Scientists continue to look for new propulsion methods. One possibility is an electrodynamic tether. NASA tested a Tethered Satellite System in 1995 and 1996. This system was developed with the Italian Space Agency(ASI). In a tether test, a wire moves through a magnetic field and makes electric current. It may be used to propel spacecraft and to power electrical requirements.

Flight Aids

There are several steps scientists can take to make rockets work better. One is the launch site. If you launch close to the equator in an easterly direction, it is easier to lift-off. This is because you can use the Earth’s easterly rotation(centrifugal force) to help you escape gravity. The European Space Agency(ESA) currently launches from the Guiana Space Center in the northern part of South America, only 5 degrees latitude above the equator. ESA reports that this launch location allows them to increase payloads 15 to 20 % over what NASA can do from its Cape Canaveral site.
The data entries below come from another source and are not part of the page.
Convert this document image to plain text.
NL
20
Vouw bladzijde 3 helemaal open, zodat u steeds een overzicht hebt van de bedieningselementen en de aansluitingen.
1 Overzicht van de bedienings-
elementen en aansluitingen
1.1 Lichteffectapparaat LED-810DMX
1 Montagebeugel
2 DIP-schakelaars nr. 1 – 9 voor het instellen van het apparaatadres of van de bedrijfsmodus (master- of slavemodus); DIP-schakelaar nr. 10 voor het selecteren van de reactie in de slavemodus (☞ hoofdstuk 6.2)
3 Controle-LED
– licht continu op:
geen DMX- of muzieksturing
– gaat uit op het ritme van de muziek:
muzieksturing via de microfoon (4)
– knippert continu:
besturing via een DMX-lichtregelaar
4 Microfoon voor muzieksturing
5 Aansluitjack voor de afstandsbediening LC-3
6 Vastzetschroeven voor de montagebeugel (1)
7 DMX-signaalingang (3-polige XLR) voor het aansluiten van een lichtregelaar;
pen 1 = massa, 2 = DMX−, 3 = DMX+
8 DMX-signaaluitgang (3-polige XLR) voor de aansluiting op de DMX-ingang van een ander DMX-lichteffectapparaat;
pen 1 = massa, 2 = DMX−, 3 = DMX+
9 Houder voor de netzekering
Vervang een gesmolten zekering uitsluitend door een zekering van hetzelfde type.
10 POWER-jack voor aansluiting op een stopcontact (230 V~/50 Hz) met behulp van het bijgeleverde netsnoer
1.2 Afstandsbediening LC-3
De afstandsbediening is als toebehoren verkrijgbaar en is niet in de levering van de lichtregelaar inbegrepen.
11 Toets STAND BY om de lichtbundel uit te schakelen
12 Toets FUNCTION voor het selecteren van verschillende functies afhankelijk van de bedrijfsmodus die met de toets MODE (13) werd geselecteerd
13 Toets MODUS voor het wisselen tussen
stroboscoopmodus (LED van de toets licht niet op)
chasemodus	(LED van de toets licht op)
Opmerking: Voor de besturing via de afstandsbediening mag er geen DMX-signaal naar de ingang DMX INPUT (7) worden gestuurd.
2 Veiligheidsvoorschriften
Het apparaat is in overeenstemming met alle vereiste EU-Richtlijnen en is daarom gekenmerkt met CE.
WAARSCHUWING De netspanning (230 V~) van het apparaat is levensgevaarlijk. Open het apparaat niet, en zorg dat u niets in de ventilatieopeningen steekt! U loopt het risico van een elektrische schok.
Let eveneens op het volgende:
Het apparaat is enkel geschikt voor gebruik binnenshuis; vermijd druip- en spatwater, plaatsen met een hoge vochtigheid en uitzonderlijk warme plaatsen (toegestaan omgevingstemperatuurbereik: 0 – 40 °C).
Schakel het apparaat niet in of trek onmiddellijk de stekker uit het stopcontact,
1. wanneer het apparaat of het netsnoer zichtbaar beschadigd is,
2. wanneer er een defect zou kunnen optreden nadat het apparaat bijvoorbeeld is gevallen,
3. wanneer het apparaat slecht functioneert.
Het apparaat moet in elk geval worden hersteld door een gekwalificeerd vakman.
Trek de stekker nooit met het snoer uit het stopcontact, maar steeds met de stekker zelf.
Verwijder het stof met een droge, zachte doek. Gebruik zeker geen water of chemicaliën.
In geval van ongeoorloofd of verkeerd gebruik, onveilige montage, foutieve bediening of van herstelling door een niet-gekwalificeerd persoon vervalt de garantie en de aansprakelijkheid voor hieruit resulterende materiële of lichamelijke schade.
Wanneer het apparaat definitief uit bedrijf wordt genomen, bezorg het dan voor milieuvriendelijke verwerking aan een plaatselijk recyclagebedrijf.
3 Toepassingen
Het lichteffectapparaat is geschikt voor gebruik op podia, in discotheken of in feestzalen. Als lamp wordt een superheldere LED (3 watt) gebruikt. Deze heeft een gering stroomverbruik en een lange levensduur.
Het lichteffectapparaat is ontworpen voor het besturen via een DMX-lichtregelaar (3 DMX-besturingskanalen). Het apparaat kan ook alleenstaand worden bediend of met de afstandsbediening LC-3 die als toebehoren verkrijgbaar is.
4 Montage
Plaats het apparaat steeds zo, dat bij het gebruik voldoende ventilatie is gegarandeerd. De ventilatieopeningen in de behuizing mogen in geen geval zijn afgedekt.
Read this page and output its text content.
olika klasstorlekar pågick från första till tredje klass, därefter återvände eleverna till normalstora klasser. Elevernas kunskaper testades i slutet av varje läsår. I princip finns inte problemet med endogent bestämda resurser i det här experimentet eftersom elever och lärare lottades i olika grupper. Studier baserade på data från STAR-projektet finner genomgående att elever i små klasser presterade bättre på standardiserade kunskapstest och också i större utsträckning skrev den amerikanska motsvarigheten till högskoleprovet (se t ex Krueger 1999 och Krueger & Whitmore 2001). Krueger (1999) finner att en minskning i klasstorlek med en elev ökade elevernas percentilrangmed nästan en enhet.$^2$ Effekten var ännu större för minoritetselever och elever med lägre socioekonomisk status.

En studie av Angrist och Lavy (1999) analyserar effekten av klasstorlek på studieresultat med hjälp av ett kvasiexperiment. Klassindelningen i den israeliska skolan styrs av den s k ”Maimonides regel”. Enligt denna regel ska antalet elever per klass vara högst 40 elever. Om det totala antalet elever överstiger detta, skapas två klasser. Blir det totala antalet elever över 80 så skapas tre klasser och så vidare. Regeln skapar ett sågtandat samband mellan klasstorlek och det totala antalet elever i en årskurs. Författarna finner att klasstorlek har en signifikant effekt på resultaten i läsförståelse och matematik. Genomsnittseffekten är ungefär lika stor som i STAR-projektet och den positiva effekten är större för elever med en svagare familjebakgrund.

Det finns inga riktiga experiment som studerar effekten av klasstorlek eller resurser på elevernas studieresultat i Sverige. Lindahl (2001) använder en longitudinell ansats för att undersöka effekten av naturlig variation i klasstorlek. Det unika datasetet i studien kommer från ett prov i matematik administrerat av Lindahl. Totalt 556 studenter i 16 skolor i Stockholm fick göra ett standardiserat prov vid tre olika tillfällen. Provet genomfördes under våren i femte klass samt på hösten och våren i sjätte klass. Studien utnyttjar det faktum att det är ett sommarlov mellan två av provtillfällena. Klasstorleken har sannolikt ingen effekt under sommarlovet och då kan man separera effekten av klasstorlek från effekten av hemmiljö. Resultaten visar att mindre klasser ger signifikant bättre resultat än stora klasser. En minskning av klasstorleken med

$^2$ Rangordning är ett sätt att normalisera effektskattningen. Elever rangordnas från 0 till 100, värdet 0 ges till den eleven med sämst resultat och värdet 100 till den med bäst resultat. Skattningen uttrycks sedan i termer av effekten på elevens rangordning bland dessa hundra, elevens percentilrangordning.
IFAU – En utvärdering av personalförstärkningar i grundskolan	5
A slingshot orbit is an important help in planning long-term missions. This orbit saves fuel. The spacecraft flies close to a planet and is pulled closer by the planet’s gravity. This close swingby causes the craft to speed up and curve in a different direction. Some missions use many swingbys to help the craft. For example, Cassini, a current mission to study Saturn and its moons, plans four swingbys. Venus (twice), Earth, and Jupiter will serve as planets that will be used to help speed Cassini on its way.

Rockets have been an interesting part of our lives for hundreds of years and will continue to help our exploration of space.